Tom Tyler has been very successful in business. He has no wife or children. In 2011, with the aim of financially assisting his family, Tom decides to establish a discretionary trust for their benefit (the Tyler Trust). The trust deed was executed on 1 July 2011. Tom is designated trustee under the trust deed. The trust deed contains a provision allowing the trustee to treat capital gains as income. The trust deed names the following beneficiaries:

Tom's mother, Tania;

Tom's sisters, Tracey and Tammy;

Tammy's daughter, Taylor (born in 2008).

In the income year ended 30 June 2017, the Tyler Trust made a net capital loss of $150,000.

At the beginning of the 2018/2019 income year, the trust held the following property:

A large block of industrial land containing a factory, currently leased to XYZ Chemicals under a long-term lease, expiring 30 June 2026;

A large block of vacant land in the ACT.

In the income year ended 30 June 2019, the following occurred:

Rent of $90,000 was received from XYZ Chemicals;

The vacant land was sold to a developer on 1 May 2019 for $6,000,000. The land was purchased by Tom (in his capacity as trustee of the Tyler Trust) on 1 March 2013 for $5,500,000; lawyers' fees in relation to the purchase and sale amounted to $3,000. ACT stamp duty of $353,000 was also incurred on the purchase.
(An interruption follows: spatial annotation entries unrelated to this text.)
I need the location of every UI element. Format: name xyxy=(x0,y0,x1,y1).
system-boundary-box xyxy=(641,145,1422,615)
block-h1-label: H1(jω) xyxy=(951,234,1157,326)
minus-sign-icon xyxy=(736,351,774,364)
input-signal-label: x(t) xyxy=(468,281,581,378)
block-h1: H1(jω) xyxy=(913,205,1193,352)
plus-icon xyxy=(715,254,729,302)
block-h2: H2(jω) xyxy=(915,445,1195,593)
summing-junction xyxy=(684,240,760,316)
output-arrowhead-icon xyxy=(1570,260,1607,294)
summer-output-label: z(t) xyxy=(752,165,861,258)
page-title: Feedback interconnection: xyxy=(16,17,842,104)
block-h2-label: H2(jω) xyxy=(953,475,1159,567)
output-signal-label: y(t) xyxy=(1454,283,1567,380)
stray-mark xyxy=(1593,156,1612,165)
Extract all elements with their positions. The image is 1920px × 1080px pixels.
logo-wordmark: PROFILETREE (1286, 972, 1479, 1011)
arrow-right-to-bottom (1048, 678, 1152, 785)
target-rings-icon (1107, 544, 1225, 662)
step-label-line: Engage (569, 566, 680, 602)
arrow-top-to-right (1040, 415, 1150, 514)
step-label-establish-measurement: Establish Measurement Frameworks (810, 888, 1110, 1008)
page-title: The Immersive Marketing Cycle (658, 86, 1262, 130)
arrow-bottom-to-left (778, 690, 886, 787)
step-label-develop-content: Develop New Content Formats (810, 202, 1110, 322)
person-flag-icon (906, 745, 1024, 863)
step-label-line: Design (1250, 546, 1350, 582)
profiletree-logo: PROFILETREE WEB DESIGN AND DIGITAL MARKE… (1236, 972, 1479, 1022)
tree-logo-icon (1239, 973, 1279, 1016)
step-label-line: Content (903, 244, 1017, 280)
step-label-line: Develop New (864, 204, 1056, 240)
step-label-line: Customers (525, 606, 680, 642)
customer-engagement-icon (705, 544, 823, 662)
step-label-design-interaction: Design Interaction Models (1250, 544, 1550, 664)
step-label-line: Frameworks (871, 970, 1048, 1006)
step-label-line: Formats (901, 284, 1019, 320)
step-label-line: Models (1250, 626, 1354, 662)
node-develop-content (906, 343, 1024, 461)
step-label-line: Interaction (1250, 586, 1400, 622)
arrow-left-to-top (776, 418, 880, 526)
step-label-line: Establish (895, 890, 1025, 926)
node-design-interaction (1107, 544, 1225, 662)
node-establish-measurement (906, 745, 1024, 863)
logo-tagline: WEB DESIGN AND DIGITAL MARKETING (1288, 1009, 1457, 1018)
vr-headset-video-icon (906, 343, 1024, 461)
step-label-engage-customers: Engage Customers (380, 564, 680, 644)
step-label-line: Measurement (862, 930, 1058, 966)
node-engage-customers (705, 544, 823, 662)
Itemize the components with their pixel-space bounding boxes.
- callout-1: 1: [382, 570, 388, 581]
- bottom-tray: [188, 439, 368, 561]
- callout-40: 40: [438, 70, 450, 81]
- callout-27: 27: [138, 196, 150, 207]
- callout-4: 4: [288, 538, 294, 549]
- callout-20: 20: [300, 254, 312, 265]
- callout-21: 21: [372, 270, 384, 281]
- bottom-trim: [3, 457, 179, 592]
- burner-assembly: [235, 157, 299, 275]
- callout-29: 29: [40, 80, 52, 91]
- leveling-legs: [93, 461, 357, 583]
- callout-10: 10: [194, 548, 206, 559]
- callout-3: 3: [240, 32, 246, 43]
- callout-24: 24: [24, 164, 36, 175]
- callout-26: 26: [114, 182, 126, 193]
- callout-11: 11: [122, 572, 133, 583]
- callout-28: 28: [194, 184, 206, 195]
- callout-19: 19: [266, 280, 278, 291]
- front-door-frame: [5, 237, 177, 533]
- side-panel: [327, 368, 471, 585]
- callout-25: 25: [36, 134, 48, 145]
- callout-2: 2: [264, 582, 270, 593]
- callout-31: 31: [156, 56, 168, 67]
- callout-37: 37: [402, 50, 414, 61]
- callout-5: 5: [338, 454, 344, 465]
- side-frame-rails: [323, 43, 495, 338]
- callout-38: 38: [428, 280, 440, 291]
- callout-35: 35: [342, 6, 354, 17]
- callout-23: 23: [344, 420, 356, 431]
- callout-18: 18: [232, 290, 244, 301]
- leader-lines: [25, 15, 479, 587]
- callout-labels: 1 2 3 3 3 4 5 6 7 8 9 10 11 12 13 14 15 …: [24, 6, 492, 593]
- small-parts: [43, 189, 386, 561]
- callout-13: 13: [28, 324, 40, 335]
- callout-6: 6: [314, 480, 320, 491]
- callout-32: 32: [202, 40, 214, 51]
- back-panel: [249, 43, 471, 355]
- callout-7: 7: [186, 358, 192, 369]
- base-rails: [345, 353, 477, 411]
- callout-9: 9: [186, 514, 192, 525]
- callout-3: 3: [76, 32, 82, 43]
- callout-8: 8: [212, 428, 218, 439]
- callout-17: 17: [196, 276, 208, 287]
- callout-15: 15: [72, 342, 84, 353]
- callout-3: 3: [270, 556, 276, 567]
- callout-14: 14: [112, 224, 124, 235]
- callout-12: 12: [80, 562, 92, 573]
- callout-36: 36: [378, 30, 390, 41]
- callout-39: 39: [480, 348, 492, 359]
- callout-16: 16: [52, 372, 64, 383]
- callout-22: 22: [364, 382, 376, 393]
In the income year ended 30 June 2019, Tracey earned $30,000 from giving music lessons. Tammy works part time as a waitress; she derived salary and wages income of $23,000 and received $750 in tips. Taylor is still in school. Tania is retired, and her only taxable income was a net capital gain of $5,000 from her small share portfolio.

Required:

For the income year ended 30 June 2019, calculate the net income of the Tyler Trust and advise Tom how he can distribute the net income in the most tax effective way.

Your answer should include a statement of the taxable income and a calculation of the tax liabilities (if any) of the trustee and each of the beneficiaries.